ABA spending in Nebraska surged from $4.6 million in 2020 to over $83 million in 2024. One provider, Above and Beyond ABA, billed for $29 million alone, according to a state report (it is not suggested they were part of the overbilling).

Colorado ABA payments were $60 million in 2019 and, and $164 million by 2023.

However, none has been more eyepopping than Minnesota which received just over $1 million in Medicaid reimbursements for autism care in 2017, but by 2024 that number had skyrocketed to $343 million, according to the Minnesota Department of Human Resources.

As part of numerous federal prosecutions centered around the Somali community in Minneapolis, in September Asha Farhan Hassan and Abdinajib Hassan Yussuf both pleaded guilty to an autism fraud scheme in Minnesota.
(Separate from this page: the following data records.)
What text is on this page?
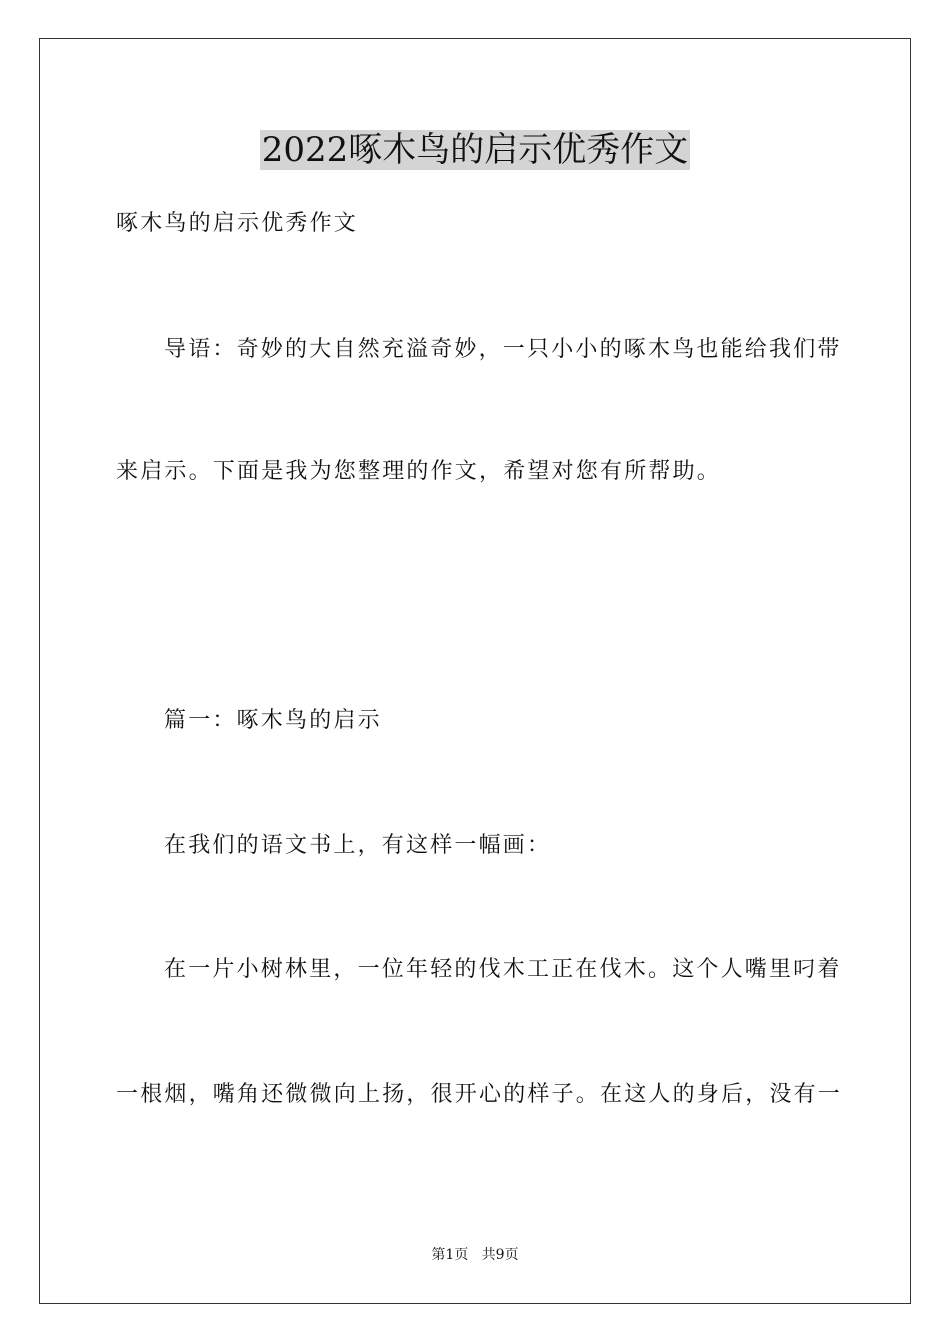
2022啄木鸟的启示优秀作文

啄木鸟的启示优秀作文

导语：奇妙的大自然充溢奇妙，一只小小的啄木鸟也能给我们带

来启示。下面是我为您整理的作文，希望对您有所帮助。

篇一：啄木鸟的启示

在我们的语文书上，有这样一幅画：

在一片小树林里，一位年轻的伐木工正在伐木。这个人嘴里叼着

一根烟，嘴角还微微向上扬，很开心的样子。在这人的身后，没有一

第1页   共9页
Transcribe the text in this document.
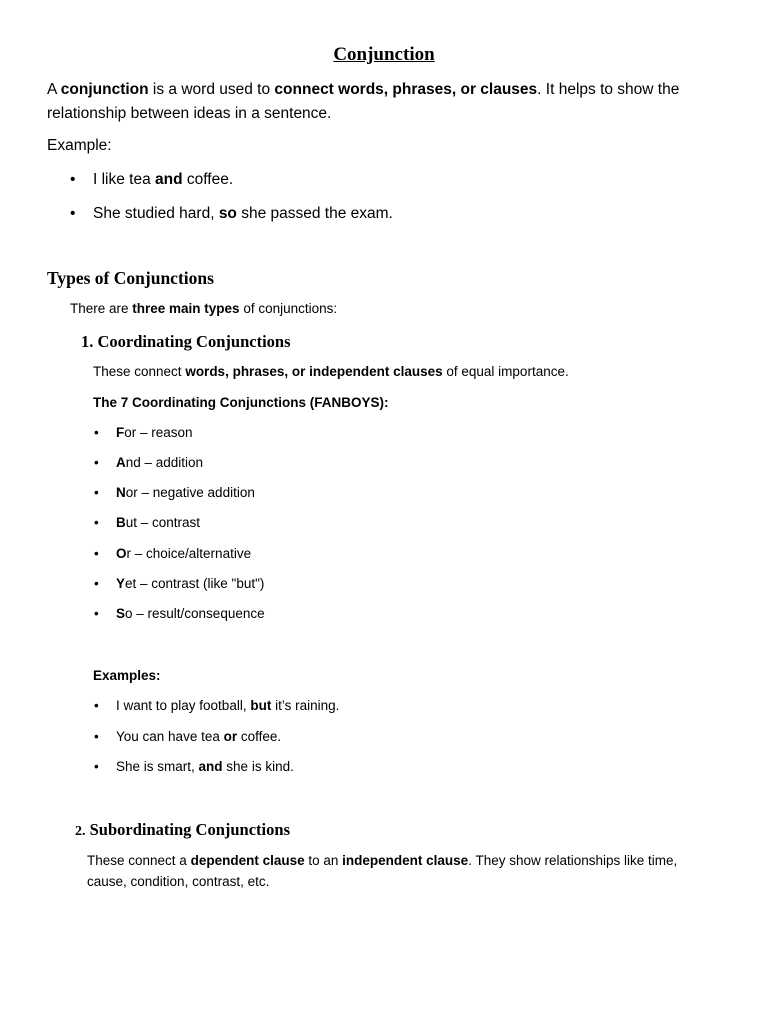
Conjunction
A conjunction is a word used to connect words, phrases, or clauses. It helps to show the relationship between ideas in a sentence.
Example:
• I like tea and coffee.
• She studied hard, so she passed the exam.
Types of Conjunctions
There are three main types of conjunctions:
1. Coordinating Conjunctions
These connect words, phrases, or independent clauses of equal importance.
The 7 Coordinating Conjunctions (FANBOYS):
• For – reason
• And – addition
• Nor – negative addition
• But – contrast
• Or – choice/alternative
• Yet – contrast (like "but")
• So – result/consequence
Examples:
• I want to play football, but it’s raining.
• You can have tea or coffee.
• She is smart, and she is kind.
2. Subordinating Conjunctions
These connect a dependent clause to an independent clause. They show relationships like time, cause, condition, contrast, etc.
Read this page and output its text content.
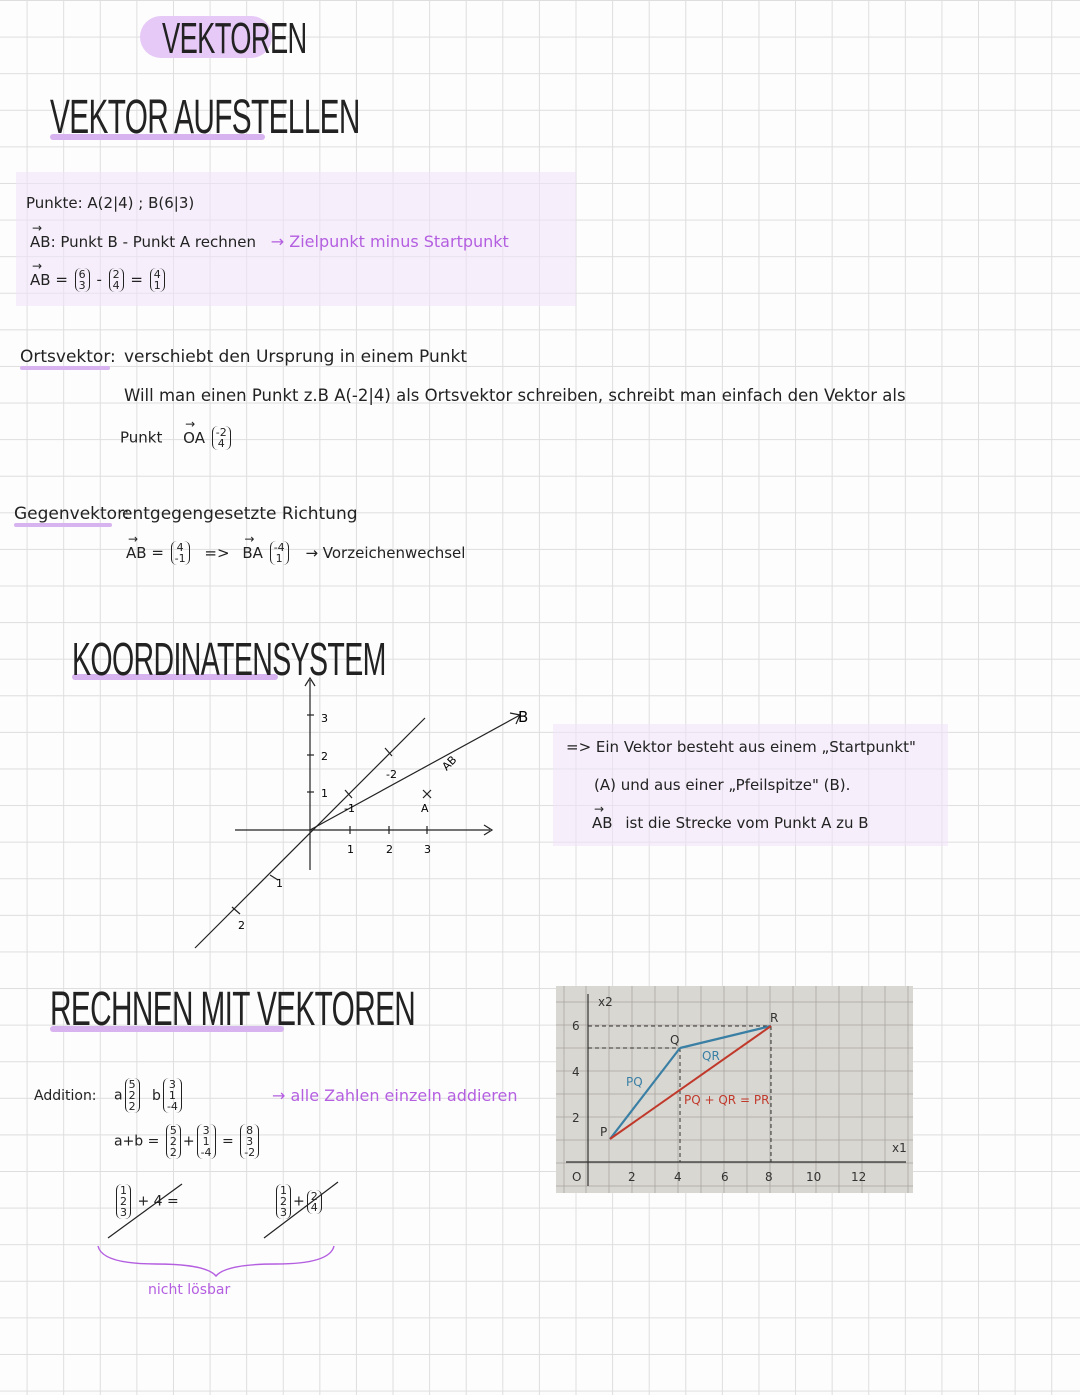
VEKTOREN
VEKTOR AUFSTELLEN
Punkte: A(2|4) ; B(6|3)
→ AB: Punkt B - Punkt A rechnen → Zielpunkt minus Startpunkt
→ AB = 6
3 - 2
4 = 4
1
Ortsvektor: verschiebt den Ursprung in einem Punkt
Will man einen Punkt z.B A(-2|4) als Ortsvektor schreiben, schreibt man einfach den Vektor als
Punkt → OA -2
4
Gegenvektor:
entgegengesetzte Richtung
→ AB = 4
-1 => → BA -4
1 → Vorzeichenwechsel
KOORDINATENSYSTEM
3
2
1
-1
1	2	3
1
2
-2
A
B
AB
=> Ein Vektor besteht aus einem „Startpunkt"
(A) und aus einer „Pfeilspitze" (B).
→ AB ist die Strecke vom Punkt A zu B
RECHNEN MIT VEKTOREN
Addition: a
5
2
2
b
3
1
-4
→ alle Zahlen einzeln addieren
a+b =
5
2
2
+
3
1
-4
=
8
3
-2
1
2
3
+ 4 =
1
2
3
+ 2
4
nicht lösbar
2	4	6	8	10 12
2
4
6
O
x2
x1
P
Q
R
PQ
QR
PQ + QR = PR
Hassan owned Smart Therapy Center and was found to have hired unqualified staff, paid kickbacks of $300–$1,500 per month to parents to recruit children — some not diagnosed with autism — billed for services not provided or inflated hours, and submitted false documentation between 2019 and 2024, according to the Department of Justice.

With all the money sloshing around, private equity has taken note of the seemingly recession-proof profitability potential of Medicaid-funded autism centers.

In the last decade, private equity firms have acquired over 500 autism centers in the US, according to a January 2026 Brown University study.

Among them, Michigan-based Centria Healthcare LLC, a business which has distributed over half a billion in Medicaid reimbursements. It was acquired by private equity firm Thomas H. Lee Partners in 2019.

Indiana-based Hopebridge LLC, backed by PE firm Arsenal Capital Partners, has also taken in at least $140 million, according to the data.

“The increases you’re seeing in some states are astronomical,” Daniel Arnold, a health policy researcher at Brown University, told The Post.

“When private equity comes in, usually the price [of care] increases, the intensity of services increase as well. In the ABA space this would mean more hours at a higher price.”

“It’s not obvious to me that, say, 40 hours a week of ABA is better than 20. It gets to a point where you are crowding out other services kids are doing —like speech therapy, occupational therapy or play activities,” he added.

For those who are proven to have inflated bills, there are consequences.

Two executives at South Carolina Early Autism Project, Angela Breitweiser Keith and Ann Davis Eldridge, were sentenced to a year in prison in 2019 and paid $8.8 million in a settlement for using autism services to defraud Medicaid.

The Department of Justice said the execs had instructed employees to bill for time waiting in driveways and sitting in restaurants; pressured employees to submit exaggerated session timesheets; forged patient signatures and incentivized fraud by establishing high billing goals with rewards like gift cards and company-paid vacations for those who met quotas. 

During last week’s State of the Union address, President Trump announced he was appointing Vice President JD Vance to lead a “war on fraud” task force.

“The gold standard solution would be to have some sort of set funding because right now Medicaid is an open-ended reimbursement,” said Medrano. “Have the state internalize the cost of Medicaid so they’re incentivized to save money.”